В общем, Миша рискованно говорит, а я – сдержанно, осторожно, хотя, думаю, мы – то есть я, Владимир Семенович, Булат Шалвович – звучали и, самое главное, стали популярны. Люди же сами эти записи распространяли... Конечно, огромное количество пленок сыграло большущую роль. То, что сегодня я говорил в Москве, завтра оказывалось во Владивостоке. Как? Не знаю.
– КГБ, очевидно, записывал, и он же распространял...
– Может быть (задумчиво), может быть... Витя Шендерович однажды рассказывал, как впервые меня услышал. Где-то на пляже стояла толпа людей, посредине магнитофон, и оттуда мой голос. В Одессе тогда пройдешь возле забора – оттуда мой голос. И у Володи Высоцкого было так же, все расходилось кругами...

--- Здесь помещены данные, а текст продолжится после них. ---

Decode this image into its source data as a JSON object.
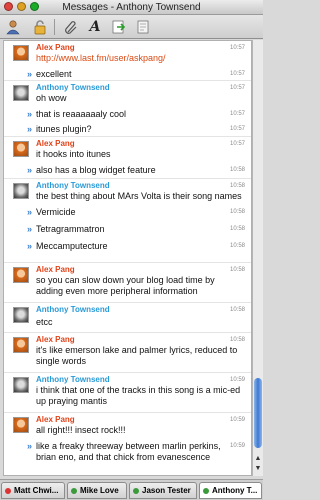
{
  "window": {
    "title": "Messages - Anthony Townsend"
  },
  "toolbar": {
    "icons": [
      "person-icon",
      "lock-icon",
      "attach-icon",
      "font-icon",
      "send-file-icon",
      "info-icon"
    ]
  },
  "colors": {
    "alex": "#e0431a",
    "anthony": "#2a9ad6",
    "continuation_arrow": "#3b7fd0"
  },
  "messages": [
    {
      "sender": "Alex Pang",
      "lines": [
        {
          "time": "10:57",
          "text": "http://www.last.fm/user/askpang/"
        },
        {
          "time": "10:57",
          "text": "excellent"
        }
      ]
    },
    {
      "sender": "Anthony Townsend",
      "lines": [
        {
          "time": "10:57",
          "text": "oh wow"
        },
        {
          "time": "10:57",
          "text": "that is reaaaaaaly cool"
        },
        {
          "time": "10:57",
          "text": "itunes plugin?"
        }
      ]
    },
    {
      "sender": "Alex Pang",
      "lines": [
        {
          "time": "10:57",
          "text": "it hooks into itunes"
        },
        {
          "time": "10:58",
          "text": "also has a blog widget feature"
        }
      ]
    },
    {
      "sender": "Anthony Townsend",
      "lines": [
        {
          "time": "10:58",
          "text": "the best thing about MArs Volta is their song names"
        },
        {
          "time": "10:58",
          "text": "Vermicide"
        },
        {
          "time": "10:58",
          "text": "Tetragrammatron"
        },
        {
          "time": "10:58",
          "text": "Meccamputecture"
        }
      ]
    },
    {
      "sender": "Alex Pang",
      "lines": [
        {
          "time": "10:58",
          "text": "so you can slow down your blog load time by adding even more peripheral information"
        }
      ]
    },
    {
      "sender": "Anthony Townsend",
      "lines": [
        {
          "time": "10:58",
          "text": "etcc"
        }
      ]
    },
    {
      "sender": "Alex Pang",
      "lines": [
        {
          "time": "10:58",
          "text": "it's like emerson lake and palmer lyrics, reduced to single words"
        }
      ]
    },
    {
      "sender": "Anthony Townsend",
      "lines": [
        {
          "time": "10:59",
          "text": "i think that one of the tracks in this song is a mic-ed up praying mantis"
        }
      ]
    },
    {
      "sender": "Alex Pang",
      "lines": [
        {
          "time": "10:59",
          "text": "all right!!! insect rock!!!"
        },
        {
          "time": "10:59",
          "text": "like a freaky threeway between marlin perkins, brian eno, and that chick from evanescence"
        }
      ]
    }
  ],
  "tabs": [
    {
      "label": "Matt Chwi...",
      "active": false
    },
    {
      "label": "Mike Love",
      "active": false
    },
    {
      "label": "Jason Tester",
      "active": false
    },
    {
      "label": "Anthony T...",
      "active": true
    }
  ]
}
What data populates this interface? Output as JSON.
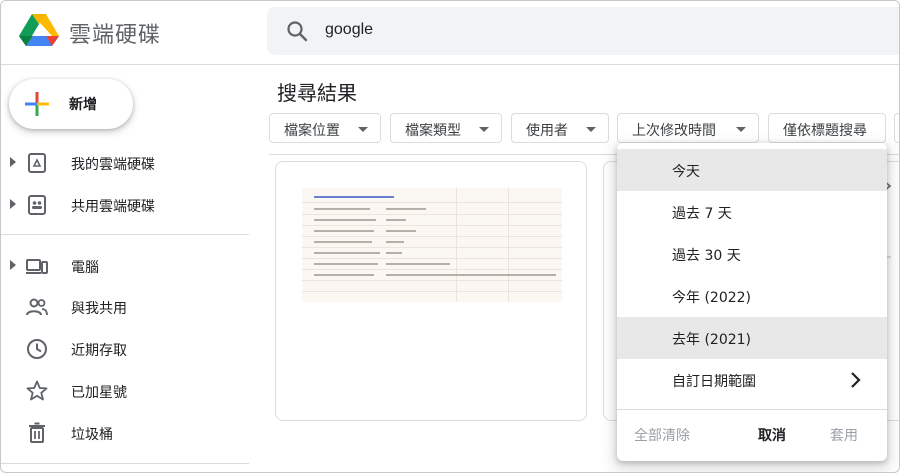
{
  "app": {
    "title": "雲端硬碟",
    "logo_icon": "google-drive-logo"
  },
  "search": {
    "value": "google",
    "icon": "search-icon"
  },
  "sidebar": {
    "new_label": "新增",
    "items": [
      {
        "label": "我的雲端硬碟",
        "icon": "my-drive-icon",
        "expandable": true
      },
      {
        "label": "共用雲端硬碟",
        "icon": "shared-drives-icon",
        "expandable": true
      },
      {
        "label": "電腦",
        "icon": "computers-icon",
        "expandable": true
      },
      {
        "label": "與我共用",
        "icon": "shared-with-me-icon",
        "expandable": false
      },
      {
        "label": "近期存取",
        "icon": "clock-icon",
        "expandable": false
      },
      {
        "label": "已加星號",
        "icon": "star-icon",
        "expandable": false
      },
      {
        "label": "垃圾桶",
        "icon": "trash-icon",
        "expandable": false
      }
    ]
  },
  "main": {
    "title": "搜尋結果",
    "filters": [
      {
        "label": "檔案位置"
      },
      {
        "label": "檔案類型"
      },
      {
        "label": "使用者"
      },
      {
        "label": "上次修改時間"
      },
      {
        "label": "僅依標題搜尋"
      }
    ]
  },
  "date_menu": {
    "options": [
      {
        "label": "今天",
        "highlighted": true
      },
      {
        "label": "過去 7 天",
        "highlighted": false
      },
      {
        "label": "過去 30 天",
        "highlighted": false
      },
      {
        "label": "今年 (2022)",
        "highlighted": false
      },
      {
        "label": "去年 (2021)",
        "highlighted": true
      },
      {
        "label": "自訂日期範圍",
        "highlighted": false,
        "has_submenu": true
      }
    ],
    "clear_label": "全部清除",
    "cancel_label": "取消",
    "apply_label": "套用"
  },
  "colors": {
    "accent": "#1a73e8",
    "highlight": "#e8e8e8",
    "disabled_text": "#9aa0a6"
  }
}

В "Жигулях" сидела голая женщина. Оказалось, Марина Влади
– Вы с ним встречались, с Владимиром Семеновичем?
– А как же. Ой, недавно в Одессе на День независимости Украины новый губернатор Плачков (очень симпатичный такой) проводил парусную регату, и вдруг позвали меня. До того два месяца сидел – никто никуда, хотя знали, что я в городе. Даже стал беспокоиться: чего это не зовут? Правда, в Одессе время от времени это бывает – там нет пророков в своем отечестве. Там плюют: есть кто, нет... Даже в репортаже иной раз услышишь: заезжий сатирик, поэтому мне ничего не остается, кроме как тихонько бороться за существование.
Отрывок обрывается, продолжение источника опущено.